Changing elections on a large scale would be difficult, but there are ways to make a significance difference.

“The level of effort and scale required to change the outcome of a national election would make it nearly impossible to avoid detection.”

“Nationwide elections are often won or lost in a small number of precincts. A sophisticated actor could target efforts at districts where margins are already small, and disenfranchising only a small percentage of voters could have a disproportionate impact on an election’s outcome.”

Some people don’t want to talk about Russian interference at all and want the press to shut up.

“Many state election officials emphasized their concern that press coverage of, and increased attention to, election security could create the very impression the Russians were seeking to foster, namely undermining voters’ confidence in election integrity.
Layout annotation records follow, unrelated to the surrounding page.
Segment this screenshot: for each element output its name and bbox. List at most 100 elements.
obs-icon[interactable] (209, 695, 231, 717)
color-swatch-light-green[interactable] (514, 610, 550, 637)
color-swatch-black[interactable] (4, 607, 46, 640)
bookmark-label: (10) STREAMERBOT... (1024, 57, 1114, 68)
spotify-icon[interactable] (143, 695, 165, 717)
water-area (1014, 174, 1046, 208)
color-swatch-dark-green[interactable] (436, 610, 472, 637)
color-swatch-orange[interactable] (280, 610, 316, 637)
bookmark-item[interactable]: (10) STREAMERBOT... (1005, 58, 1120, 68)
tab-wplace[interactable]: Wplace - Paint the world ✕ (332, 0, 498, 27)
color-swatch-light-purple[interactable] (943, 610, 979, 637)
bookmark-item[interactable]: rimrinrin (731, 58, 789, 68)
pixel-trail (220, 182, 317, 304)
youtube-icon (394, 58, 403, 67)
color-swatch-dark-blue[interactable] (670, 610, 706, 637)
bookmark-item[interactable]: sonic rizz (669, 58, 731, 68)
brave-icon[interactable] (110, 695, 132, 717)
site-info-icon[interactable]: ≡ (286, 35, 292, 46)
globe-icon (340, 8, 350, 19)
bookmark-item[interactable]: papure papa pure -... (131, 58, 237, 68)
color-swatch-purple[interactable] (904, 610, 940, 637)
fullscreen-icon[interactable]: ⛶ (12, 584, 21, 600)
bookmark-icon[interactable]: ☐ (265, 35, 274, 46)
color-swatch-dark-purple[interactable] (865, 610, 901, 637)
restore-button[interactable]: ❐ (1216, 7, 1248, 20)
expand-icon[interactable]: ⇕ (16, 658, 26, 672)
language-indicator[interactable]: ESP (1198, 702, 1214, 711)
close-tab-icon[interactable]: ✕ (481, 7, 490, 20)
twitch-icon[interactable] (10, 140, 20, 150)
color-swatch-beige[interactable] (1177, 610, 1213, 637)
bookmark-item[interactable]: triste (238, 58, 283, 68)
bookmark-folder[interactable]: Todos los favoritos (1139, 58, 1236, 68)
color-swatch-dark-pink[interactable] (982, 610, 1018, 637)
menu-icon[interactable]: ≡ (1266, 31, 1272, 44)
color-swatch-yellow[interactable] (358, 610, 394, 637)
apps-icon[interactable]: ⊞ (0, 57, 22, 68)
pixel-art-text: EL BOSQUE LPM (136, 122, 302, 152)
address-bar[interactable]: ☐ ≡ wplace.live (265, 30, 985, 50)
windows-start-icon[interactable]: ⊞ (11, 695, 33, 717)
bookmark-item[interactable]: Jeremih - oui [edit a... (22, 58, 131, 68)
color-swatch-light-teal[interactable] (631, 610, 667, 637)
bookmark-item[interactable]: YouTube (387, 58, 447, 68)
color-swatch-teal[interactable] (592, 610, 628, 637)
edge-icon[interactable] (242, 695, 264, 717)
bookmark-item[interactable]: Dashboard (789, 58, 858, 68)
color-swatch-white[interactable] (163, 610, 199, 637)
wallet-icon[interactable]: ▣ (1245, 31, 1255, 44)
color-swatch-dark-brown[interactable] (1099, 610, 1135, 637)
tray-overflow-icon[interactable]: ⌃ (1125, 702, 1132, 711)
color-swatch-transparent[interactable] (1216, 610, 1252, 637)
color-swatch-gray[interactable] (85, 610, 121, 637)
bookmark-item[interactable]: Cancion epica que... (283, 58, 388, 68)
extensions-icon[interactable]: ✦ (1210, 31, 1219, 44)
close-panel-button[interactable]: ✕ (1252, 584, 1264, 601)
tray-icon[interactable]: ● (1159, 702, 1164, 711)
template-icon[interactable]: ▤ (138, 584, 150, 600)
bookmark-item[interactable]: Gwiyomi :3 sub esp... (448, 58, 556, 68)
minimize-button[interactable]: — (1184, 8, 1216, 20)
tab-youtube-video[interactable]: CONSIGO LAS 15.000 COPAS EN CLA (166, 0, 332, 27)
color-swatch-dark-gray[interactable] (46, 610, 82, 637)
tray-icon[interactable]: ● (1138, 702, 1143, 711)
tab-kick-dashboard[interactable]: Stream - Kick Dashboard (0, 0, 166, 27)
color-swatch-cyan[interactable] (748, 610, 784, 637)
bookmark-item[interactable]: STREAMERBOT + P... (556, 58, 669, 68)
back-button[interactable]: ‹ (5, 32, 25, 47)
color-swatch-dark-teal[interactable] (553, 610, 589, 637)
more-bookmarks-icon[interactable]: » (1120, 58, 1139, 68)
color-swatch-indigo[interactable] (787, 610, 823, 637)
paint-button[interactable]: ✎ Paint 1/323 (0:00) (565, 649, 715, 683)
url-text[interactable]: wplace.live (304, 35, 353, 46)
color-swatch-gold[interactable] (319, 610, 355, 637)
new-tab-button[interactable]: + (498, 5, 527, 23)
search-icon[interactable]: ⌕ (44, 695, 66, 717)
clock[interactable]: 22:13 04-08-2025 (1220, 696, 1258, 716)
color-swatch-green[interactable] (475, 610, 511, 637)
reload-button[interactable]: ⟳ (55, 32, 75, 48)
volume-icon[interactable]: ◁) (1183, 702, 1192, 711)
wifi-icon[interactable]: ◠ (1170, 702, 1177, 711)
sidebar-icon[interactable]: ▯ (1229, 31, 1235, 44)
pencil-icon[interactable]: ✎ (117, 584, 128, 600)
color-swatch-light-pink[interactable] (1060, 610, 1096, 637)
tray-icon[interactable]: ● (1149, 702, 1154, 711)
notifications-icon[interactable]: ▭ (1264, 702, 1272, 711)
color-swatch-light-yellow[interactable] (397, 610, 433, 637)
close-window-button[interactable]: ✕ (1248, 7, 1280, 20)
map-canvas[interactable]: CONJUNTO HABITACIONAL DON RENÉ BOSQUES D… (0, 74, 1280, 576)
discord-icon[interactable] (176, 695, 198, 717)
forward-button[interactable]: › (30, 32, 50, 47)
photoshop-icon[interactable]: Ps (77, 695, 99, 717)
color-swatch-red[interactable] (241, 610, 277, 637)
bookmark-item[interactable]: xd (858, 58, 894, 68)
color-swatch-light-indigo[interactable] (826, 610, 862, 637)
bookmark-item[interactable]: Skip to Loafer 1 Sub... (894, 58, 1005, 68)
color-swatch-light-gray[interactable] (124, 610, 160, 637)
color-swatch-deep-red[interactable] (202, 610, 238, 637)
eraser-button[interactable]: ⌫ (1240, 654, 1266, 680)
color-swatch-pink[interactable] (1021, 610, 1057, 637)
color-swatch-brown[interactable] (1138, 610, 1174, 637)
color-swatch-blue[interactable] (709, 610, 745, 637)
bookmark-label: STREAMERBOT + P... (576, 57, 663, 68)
Several insisted that when ever any official speaks publicly on this issue, they should state clearly the difference between a “scan” and a “hack,” and a few even went as far as to suggest that U.S. officials stop talking about it at all.

To talk about it or not: a dilemma for the intelligence community.

“We know that the Russians had already touched some of the electoral systems, and we know that they have capable cyber capabilities. So there was a real dilemma, even a conundrum,  in terms  of what do you do that’s going to try to stave off worse action on the part of the Russians, and what do you do that is going to…[give]the Russians what they were seeking, which was to really raise the specter that the election was not going to be  fair and unaffected.” –John Brennan, former director of the CIA

Potential problem: Only a few companies make voting machines.

“The number of vendors selling voting machines is shrinking, raising concerns about a vulnerable supply chain. A hostile actor could compromise one or two manufacturers of components and have an outsized effect on the security of the overall system.”

Some states don’t want help: They fear “a federal takeover of elections.”

In an August15, 2016, conference call with state election officials, then-Secretary Johnson told states, “we’re  in a sort of a heightened state of alertness; it behooves everyone to  do everything you can for your own cyber security leading up to the election.”

“But states pushed back. A number of state officials reacted negatively to the call.  Secretary Johnson said he was surprised/disappointed that there was a certain level of push back from at least those who spoke up…The push-back was: This is our responsibility and there should not be a  federal takeover of the election system.”

Elections are critical infrastructure.

“We should think of the electoral infrastructure as critical infrastructure…it’s just as critical for democracy as communications, electricity, water. If that doesn’t function, then your democracy doesn’t function. That is the definition of critical.”